The Center for Information and Research on Civic Learning and Engagement (CIRCLE), a research group affiliated with Rock the Vote, has also indicated that young voters are more diverse, both ethnically and racially, than adult voters. This translates into a very diverse group of issues and concerns for young adults that could give potential strength to minority groups.

Because of the increased awareness of the untapped source of political sway in America’s young adults and because of the efforts of groups like Rock the Vote, voter turnout among young adults has been higher than ever before. Young voters – according to the research of CIRCLE – have been coming to the polls increasingly since 2004.

Obama took advantage of this upward swing, showing that this new source of political energy is becoming more and more important to politicians. The young adult’s powerful votes were a major force in his campaign.

He embraced social media and the concerns of America’s youth, and the results were impressive. In the 2008 general presidential elections, over 50 percent of adults aged 18-29 came out to vote. Rates hadn’t been that high since a brief peak in 1992.

In primary and midterm elections, however, youth voter turnout remains woefully low. According to CIRCLE’s research, figures show that across the nation, fewer than 10 percent of eligible voters age 18-29 came out to vote. Super Tuesday saw five percent of young voters turn out. Alabama boasted 8 percent participation; Arizona counted 6 percent of its young voters present and Illinois had only 4 percent cast a ballot.

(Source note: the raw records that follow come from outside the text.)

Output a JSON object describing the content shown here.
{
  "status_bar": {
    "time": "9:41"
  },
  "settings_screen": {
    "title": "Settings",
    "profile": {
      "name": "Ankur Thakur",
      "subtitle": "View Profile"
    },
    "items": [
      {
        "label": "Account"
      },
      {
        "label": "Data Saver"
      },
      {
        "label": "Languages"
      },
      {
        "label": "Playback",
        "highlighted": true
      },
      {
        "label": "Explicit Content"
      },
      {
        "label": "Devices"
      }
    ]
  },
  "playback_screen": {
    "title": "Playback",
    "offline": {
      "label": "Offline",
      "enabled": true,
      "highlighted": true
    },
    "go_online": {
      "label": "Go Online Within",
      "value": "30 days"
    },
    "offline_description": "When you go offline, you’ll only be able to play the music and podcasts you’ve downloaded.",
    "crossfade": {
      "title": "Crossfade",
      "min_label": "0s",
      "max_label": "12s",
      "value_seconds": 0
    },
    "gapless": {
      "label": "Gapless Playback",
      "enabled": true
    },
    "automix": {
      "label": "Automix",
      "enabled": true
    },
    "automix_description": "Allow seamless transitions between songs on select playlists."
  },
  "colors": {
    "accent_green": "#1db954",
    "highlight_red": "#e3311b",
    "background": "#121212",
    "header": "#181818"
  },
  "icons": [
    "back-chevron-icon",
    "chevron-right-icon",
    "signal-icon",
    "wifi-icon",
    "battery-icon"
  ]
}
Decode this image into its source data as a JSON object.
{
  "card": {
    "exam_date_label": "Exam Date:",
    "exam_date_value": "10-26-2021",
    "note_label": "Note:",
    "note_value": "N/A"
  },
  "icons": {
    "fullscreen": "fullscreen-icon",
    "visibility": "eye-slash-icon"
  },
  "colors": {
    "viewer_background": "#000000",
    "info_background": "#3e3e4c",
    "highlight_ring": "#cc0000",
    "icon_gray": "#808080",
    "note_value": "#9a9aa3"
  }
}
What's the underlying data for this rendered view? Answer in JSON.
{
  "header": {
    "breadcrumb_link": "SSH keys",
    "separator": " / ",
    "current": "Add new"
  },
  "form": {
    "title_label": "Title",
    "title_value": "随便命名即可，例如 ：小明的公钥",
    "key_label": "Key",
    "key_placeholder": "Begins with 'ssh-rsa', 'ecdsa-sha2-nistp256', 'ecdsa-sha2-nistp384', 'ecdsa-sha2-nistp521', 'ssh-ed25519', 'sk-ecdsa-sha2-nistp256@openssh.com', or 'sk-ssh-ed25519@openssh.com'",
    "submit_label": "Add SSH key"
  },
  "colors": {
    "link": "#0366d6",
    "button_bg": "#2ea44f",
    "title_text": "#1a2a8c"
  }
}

These low turnouts are a very hot topic, if only because there is an untapped well of votes out there for prospective candidates. Young voters have malleable opinions, and haven’t set their party alignment in stone, while older voters have already entrenched themselves in a political party’s opinions for the most part. In an article for CBS, John Sakata wrote, “Young voters offer the political process something no other age group does – change.”

According to research done by James Melton, voting is habit-forming, and if a candidate can bring a young voter into the voting cycle, chances of them remaining with that party are high.

Because of increased attention, voter activity in young adults is growing, but the gap between presidential and primary voter turnouts is abysmal. In one week, Wisconsinites will have the chance to vote in presidential primaries. To all the twenty-somethings out there – let’s make our votes count! We have a voice, so let’s use it! Our primaries are open, and you can register at your polling place. Go to the polls and make your opinion heard.